Der Kreislauf von Vergangenheit, Gegenwart und Zukunft lag als Prozess vor uns, löste aber auch viele Fragen in den Jugendlichen und in uns Lehrern selbst aus. Zukunft – wie sieht sie aus? Manche anfängliche Antworten waren ernüchternd: »Interessiert mich nicht«, »Man kann doch eh nichts ändern«, Achselzucken. Drei Zeitzustände, drei Ausdrucksarten: Schauspiel, Musik, Performance und das sich langsam konkretisierende Gesamtziel wurden in einer aufmerksamen Wechselbeziehung und einer immer mehr auf Vertrauen und Kritikfähigkeit basierenden Probenarbeit schrittweise greifbar. Jede Gruppe hatte Grenzen zu überschreiten, ob mit der Stimme und dem Körper, der musikalischen Gestaltungs- und Interpretationskraft der vier Musiker oder der Körperpräsenz der Darsteller in Zeit und Raum. Festgelegtes und Improvisiertes, unterschiedliche Zeitströme und deren Ausdrucksformen ließen verschiedene Rhythmen und bewusst lang gesetzte Pausen, ja sogar Stille im Stück entstehen. Dies verlangte viel Aufmerksamkeit, Präsenz und Offenheit von den Zwölftklässlern sowie vom Publikum. Wachsein mit den Sinnen, kein Zurücklehnen auf dem Zuschauerstuhl, sondern innere Aktivität war gefordert. Unbekanntes wurde erzeugt.

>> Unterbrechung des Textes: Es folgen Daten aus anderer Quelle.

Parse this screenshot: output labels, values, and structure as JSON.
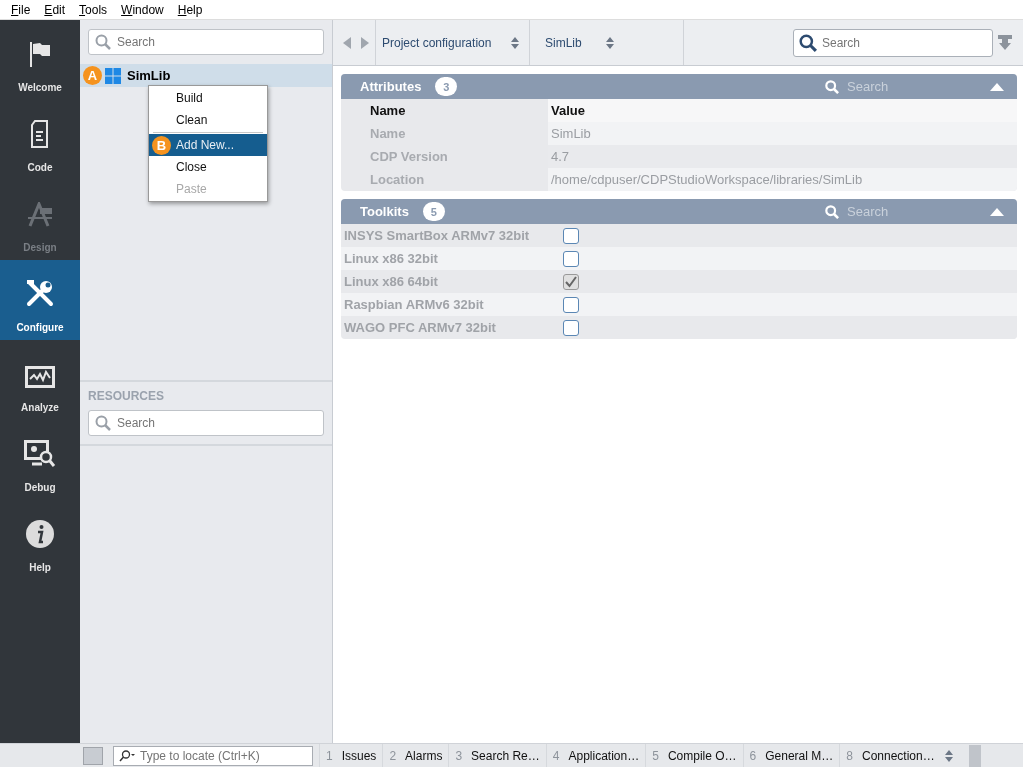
{
  "menu_bar": [
    {
      "label": "File"
    },
    {
      "label": "Edit"
    },
    {
      "label": "Tools"
    },
    {
      "label": "Window"
    },
    {
      "label": "Help"
    }
  ],
  "sidebar": {
    "items": [
      {
        "label": "Welcome",
        "selected": false,
        "disabled": false
      },
      {
        "label": "Code",
        "selected": false,
        "disabled": false
      },
      {
        "label": "Design",
        "selected": false,
        "disabled": true
      },
      {
        "label": "Configure",
        "selected": true,
        "disabled": false
      },
      {
        "label": "Analyze",
        "selected": false,
        "disabled": false
      },
      {
        "label": "Debug",
        "selected": false,
        "disabled": false
      },
      {
        "label": "Help",
        "selected": false,
        "disabled": false
      }
    ]
  },
  "project_tree": {
    "search": {
      "placeholder": "Search"
    },
    "items": [
      {
        "label": "SimLib",
        "marker": "A",
        "selected": true
      }
    ]
  },
  "context_menu": {
    "items": [
      {
        "label": "Build",
        "disabled": false,
        "selected": false
      },
      {
        "label": "Clean",
        "disabled": false,
        "selected": false,
        "separator_after": true
      },
      {
        "label": "Add New...",
        "disabled": false,
        "selected": true,
        "marker": "B"
      },
      {
        "label": "Close",
        "disabled": false,
        "selected": false
      },
      {
        "label": "Paste",
        "disabled": true,
        "selected": false
      }
    ]
  },
  "resources": {
    "title": "RESOURCES",
    "search": {
      "placeholder": "Search"
    }
  },
  "toolbar": {
    "combos": [
      {
        "value": "Project configuration"
      },
      {
        "value": "SimLib"
      }
    ],
    "search": {
      "placeholder": "Search"
    }
  },
  "attributes": {
    "title": "Attributes",
    "count": "3",
    "search": {
      "placeholder": "Search"
    },
    "columns": [
      "Name",
      "Value"
    ],
    "rows": [
      {
        "name": "Name",
        "value": "SimLib"
      },
      {
        "name": "CDP Version",
        "value": "4.7"
      },
      {
        "name": "Location",
        "value": "/home/cdpuser/CDPStudioWorkspace/libraries/SimLib"
      }
    ]
  },
  "toolkits": {
    "title": "Toolkits",
    "count": "5",
    "search": {
      "placeholder": "Search"
    },
    "rows": [
      {
        "name": "INSYS SmartBox ARMv7 32bit",
        "checked": false,
        "disabled": false
      },
      {
        "name": "Linux x86 32bit",
        "checked": false,
        "disabled": false
      },
      {
        "name": "Linux x86 64bit",
        "checked": true,
        "disabled": true
      },
      {
        "name": "Raspbian ARMv6 32bit",
        "checked": false,
        "disabled": false
      },
      {
        "name": "WAGO PFC ARMv7 32bit",
        "checked": false,
        "disabled": false
      }
    ]
  },
  "status_bar": {
    "locate": {
      "placeholder": "Type to locate (Ctrl+K)"
    },
    "tabs": [
      {
        "number": "1",
        "label": "Issues"
      },
      {
        "number": "2",
        "label": "Alarms"
      },
      {
        "number": "3",
        "label": "Search Re…"
      },
      {
        "number": "4",
        "label": "Application…"
      },
      {
        "number": "5",
        "label": "Compile O…"
      },
      {
        "number": "6",
        "label": "General M…"
      },
      {
        "number": "8",
        "label": "Connection…"
      }
    ]
  }
}
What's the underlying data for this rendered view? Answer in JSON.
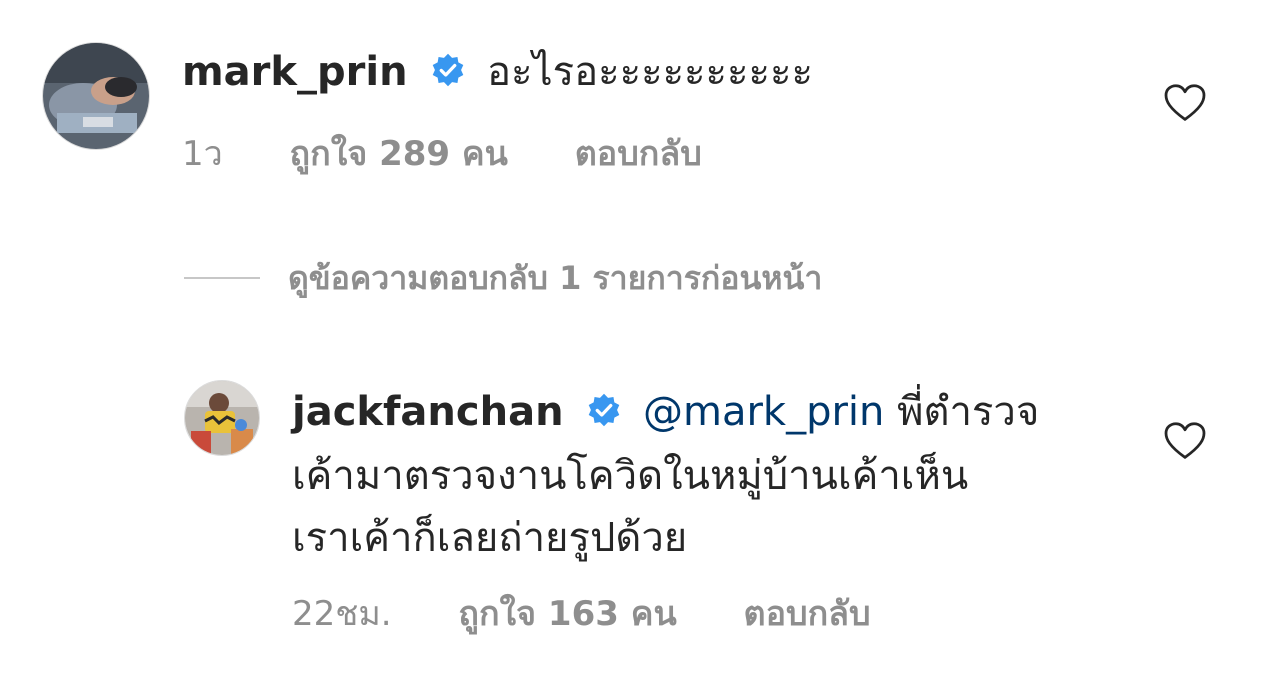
{
  "comments": [
    {
      "username": "mark_prin",
      "text": "อะไรอะะะะะะะะะะ",
      "time": "1ว",
      "likes": "ถูกใจ 289 คน",
      "reply_label": "ตอบกลับ"
    },
    {
      "username": "jackfanchan",
      "mention": "@mark_prin",
      "text_line1": "พี่ตำรวจ",
      "text_line2": "เค้ามาตรวจงานโควิดในหมู่บ้านเค้าเห็น",
      "text_line3": "เราเค้าก็เลยถ่ายรูปด้วย",
      "time": "22ชม.",
      "likes": "ถูกใจ 163 คน",
      "reply_label": "ตอบกลับ"
    }
  ],
  "view_replies": "ดูข้อความตอบกลับ 1 รายการก่อนหน้า",
  "icons": {
    "verified": "verified-badge-icon",
    "like": "heart-outline-icon"
  },
  "colors": {
    "verified_blue": "#3897f0",
    "mention": "#00376b",
    "meta_gray": "#8e8e8e"
  }
}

Auch der äußere Rahmen war ungewöhnlich. Die Besucher erlebten eine »Castingsituation«, in der an diesem Abend Schauspieler, Musiker und Performer das erste Mal das Stück nach der neuen Fassung der Regie aufführen sollten. Das Bühnenbild war angedeutet, die Kostüme rollenspezifisch, aber alltäglich. Nichts sollte ausgereift, geformt erscheinen, sondern offenlassend und spontan und dabei wieder in sich stimmig sein. Zum Abschluss zeigten sich die drei Regisseure gegenüber den Akteuren und den Zuschauern voll zufrieden mit der von ihnen erlebten Neufassung an diesem Theaterabend.

Wagnis Zukunft

Aus dem objektiven Aufzeigen der gesellschaftlichen Situation durch die Menschen im »Kirschgarten« sowie über die emotionalen Reaktionen und Erinnerungen, bewegte sich das Stück hin zu einer authentischen und mutigen Verkörperung des Wagnisses, in eine unbekannte Zukunft voranzuschreiten, welches die Performer in ahnungsvollen Facetten anboten. Das Ganze wurde von der autonom arbeitenden Musikgruppe mit sensibel selbstkomponierten Musikstücken, die den »Kirschgarten« als eine immerwährende Kraft charakterisierten, vielfältig erlebbar gemacht und zu stark emotionalen Momenten erhoben. Im abgedunkelten Raum erreichte folgender Text von Gerhardt Gundermann die Menschen:

»Die Zukunft ist ne abgeschossene Kugel
auf der mein Name steht und die mich treffen muss
und meine Sache ist, wie ich sie fange
mit’n Kopf, mit’n Arsch, mit der Hand
oder mit der Wange
trifft sie mich wie ein Torpedo
oder trifft sie wie ein Kuss …«

Zur Autorin: Heidrun Filous ist an der Freien Waldorfschule Dresden als Kunstlehrerin tätig. An dem Gemeinschaftsprojekt haben außerdem mitgewirkt Ulrike Schmidt und Carsten Beyer, Lehrer der Oberstufe in Deutsch und Geschichte.